Click here for yesterday’s post, which includes links on learning to love yourself and forgiveness.
The more grateful I became for my life and everything in it, the more accepting I became of everything in my life. “Okay” was my new way of living. For the first time in my life, I was completely accepting life as it rolling out in front of me.
In my recovery, to help me keep a positive attitude, and because I knew it was true, I looked at everything that was happening with me physically as “necessary for my recovery.” I started taking that attitude into my daily life. I realized that by accepting whatever was happening in my life was necessary in my life journey, I was able to reduce stress and anxiety, reduce anger and frustration, reduce worry and fear…instead of being afraid of life, I explored it, one small shuffle at a time, just like the tortoise.
Click here for more about moving through life and recovery like the tortoise, who incidentally, wins the race.
The more I accepted what was happening in my life was necessary in my life’s journey, the more I came back into balance mentally and emotionally. The more I learned to give gratitude for being alive, including everything that was happening in my life as a result of being alive, the more I came back into balance spiritually.
In the link above regarding bringing life back into balance, I conclude with this:
“Am I grateful for having had Parkinson’s? Yes. Through that bump in the road in a life already out of balance, Parkinson’s stood as a bump at a fork in the road leaving me two choices: 1. Fix the imbalances in my life and it would go away; and 2. Do not fix the imbalances in my life and it would stay with me forever. I chose the road less traveled, I had no plan B, and every day I did the Recipe for Recovery to find balance in my life. And every day that I awoke with Parkinson’s still there, it was a reminder I still had more work to do.

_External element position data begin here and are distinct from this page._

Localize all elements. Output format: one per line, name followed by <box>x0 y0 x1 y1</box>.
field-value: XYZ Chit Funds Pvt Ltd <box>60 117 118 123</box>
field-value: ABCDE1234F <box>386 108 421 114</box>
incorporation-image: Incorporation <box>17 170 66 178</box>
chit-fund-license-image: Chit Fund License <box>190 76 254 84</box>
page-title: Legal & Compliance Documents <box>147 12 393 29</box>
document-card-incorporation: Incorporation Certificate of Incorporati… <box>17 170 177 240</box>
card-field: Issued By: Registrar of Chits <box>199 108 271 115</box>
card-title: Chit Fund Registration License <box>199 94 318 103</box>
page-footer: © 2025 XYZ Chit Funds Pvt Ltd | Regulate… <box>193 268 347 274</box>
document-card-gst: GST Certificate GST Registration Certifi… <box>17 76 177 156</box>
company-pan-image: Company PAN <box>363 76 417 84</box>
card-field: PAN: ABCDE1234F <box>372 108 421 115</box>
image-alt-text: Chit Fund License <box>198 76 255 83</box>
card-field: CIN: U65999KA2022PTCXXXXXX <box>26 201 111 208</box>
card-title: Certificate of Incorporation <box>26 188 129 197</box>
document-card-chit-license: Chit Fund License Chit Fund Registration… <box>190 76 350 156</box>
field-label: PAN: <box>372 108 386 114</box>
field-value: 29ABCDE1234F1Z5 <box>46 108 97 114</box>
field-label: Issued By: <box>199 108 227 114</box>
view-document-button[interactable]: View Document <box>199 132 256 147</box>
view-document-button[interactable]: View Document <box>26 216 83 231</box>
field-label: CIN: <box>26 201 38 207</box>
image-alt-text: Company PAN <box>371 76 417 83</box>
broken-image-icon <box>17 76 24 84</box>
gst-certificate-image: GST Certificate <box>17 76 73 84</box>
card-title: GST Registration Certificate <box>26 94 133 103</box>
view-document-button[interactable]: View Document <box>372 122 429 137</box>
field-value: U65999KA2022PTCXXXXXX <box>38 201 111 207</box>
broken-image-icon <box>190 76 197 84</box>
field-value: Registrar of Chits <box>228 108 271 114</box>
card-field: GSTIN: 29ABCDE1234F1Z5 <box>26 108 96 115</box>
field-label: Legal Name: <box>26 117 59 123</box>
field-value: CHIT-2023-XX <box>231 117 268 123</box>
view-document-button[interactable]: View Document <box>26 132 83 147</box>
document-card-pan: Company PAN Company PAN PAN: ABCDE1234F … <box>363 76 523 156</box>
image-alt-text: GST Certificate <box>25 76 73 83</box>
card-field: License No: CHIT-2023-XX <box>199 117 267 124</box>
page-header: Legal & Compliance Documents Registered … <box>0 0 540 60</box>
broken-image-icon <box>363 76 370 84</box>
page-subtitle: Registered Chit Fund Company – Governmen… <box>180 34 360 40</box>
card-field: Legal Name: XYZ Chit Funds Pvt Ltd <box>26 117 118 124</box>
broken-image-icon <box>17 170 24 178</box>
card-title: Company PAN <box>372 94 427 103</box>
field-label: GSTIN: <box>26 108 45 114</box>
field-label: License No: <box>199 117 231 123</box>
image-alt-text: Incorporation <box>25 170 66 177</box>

However, in the end, when I awoke on June 12, 2010 with no Parkinson’s, I knew it was not coming back — I had re-balanced my soul, mind, and body, and I no longer needed the message or symptoms known as Parkinson’s as a reminder that I had more work to do.
I was finished with that part of my life, and I am grateful for that as well.”
What I do not mention in that post is that when I awoke on the morning of June 12, 2010 and popped out of bed fully awake, fully aware that I was cured of Parkinson’s, I dropped to my hands and knees and cried praise and gratitude. And through my tears of gratitude, I promised God that I would help people with Parkinson’s for the rest of my life.
So, my friends, as we close out 2014, I am honored to express my gratitude to all of you. By you being here with me, open to the message, and working to cure yourselves from Parkinson’s, you are helping me fulfill my promise to God. For that, I am abundantly grateful to all of you. Thank you. Thank you, thank you.
You are worth it!!!
I will be back next year. Have a happy and safe New Year!